Fosun International Shares Halted on Report Guo UnreachableBloomberg News
Dollar bonds due in 2020 fall by a record 16.1 cents
Caixin reports that company has `lost contact' with Guo
Fosun International Ltd., the publicly traded arm of Chinese billionaire Guo Guangchang’s holding company, was suspended in Hong Kong after Caixin magazine reported that he had gone missing.
The closely held group has “lost contact” with Guo, 48, the magazine said.
The shares declined for a sixth consecutive day on Thursday in Hong Kong, losing 1 percent to close at HK$13.34, and tumbled more than 11 percent to $1.55 in over-the-counter trading in New York. Dollar bonds of the company fell by a record, with the $400 million of 6.875 percent bonds due in 2020 slumping 16.1 cents to 88.3 cents on the dollar as of 9:10 a.m. in Hong Kong.
Guo, who calls himself a student of Warren Buffett, built Fosun Group into an empire spanning everything from insurance to holiday resorts through dozens of deals over the past three years, most of them made through Fosun International. His companies own Club Mediterranee SA and Greek jewelry brand Folli Follie, as well as a stake in Cirque du Soleil Inc.
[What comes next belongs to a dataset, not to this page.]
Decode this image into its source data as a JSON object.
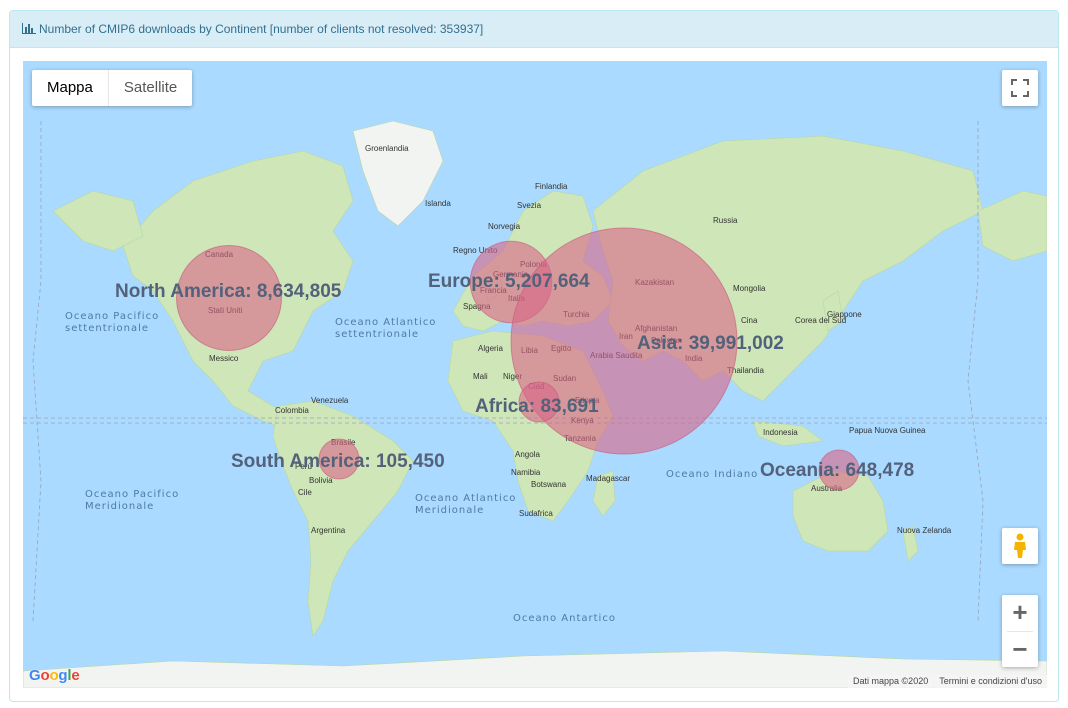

“The missing chairman is going to have a big impact on investing in China and the performance of the company,” said Cyrus Ng, an analyst in Hong Kong at China Galaxy Securities Co.
Fosun International has announced 16 deals worth a combined 29 billion yuan ($4.5 billion) this year, according to data compiled by Bloomberg. Some of Fosun’s biggest acquisitions include One Chase Manhattan Plaza in New York. In July, it said it bought the former Milan headquarters of Italy’s UniCredit SpA.
Guo is China’s 17th richest man with a net worth of $5.6 billion, according to the Bloomberg Billionaires Index. Guo co-founded Fosun with four friends and about $6,000 in capital in the 1990s and later built it by borrowing from the investing approach used by Buffett’s Berkshire Hathaway Inc.
In August, China’s official Xinhua News Agency said Guo granted favors to an executive of a state-owned company 12 years ago in exchange for unspecified benefits, according to a report in the Wall Street Journal. Guo wasn’t accused of wrongdoing, according to that report.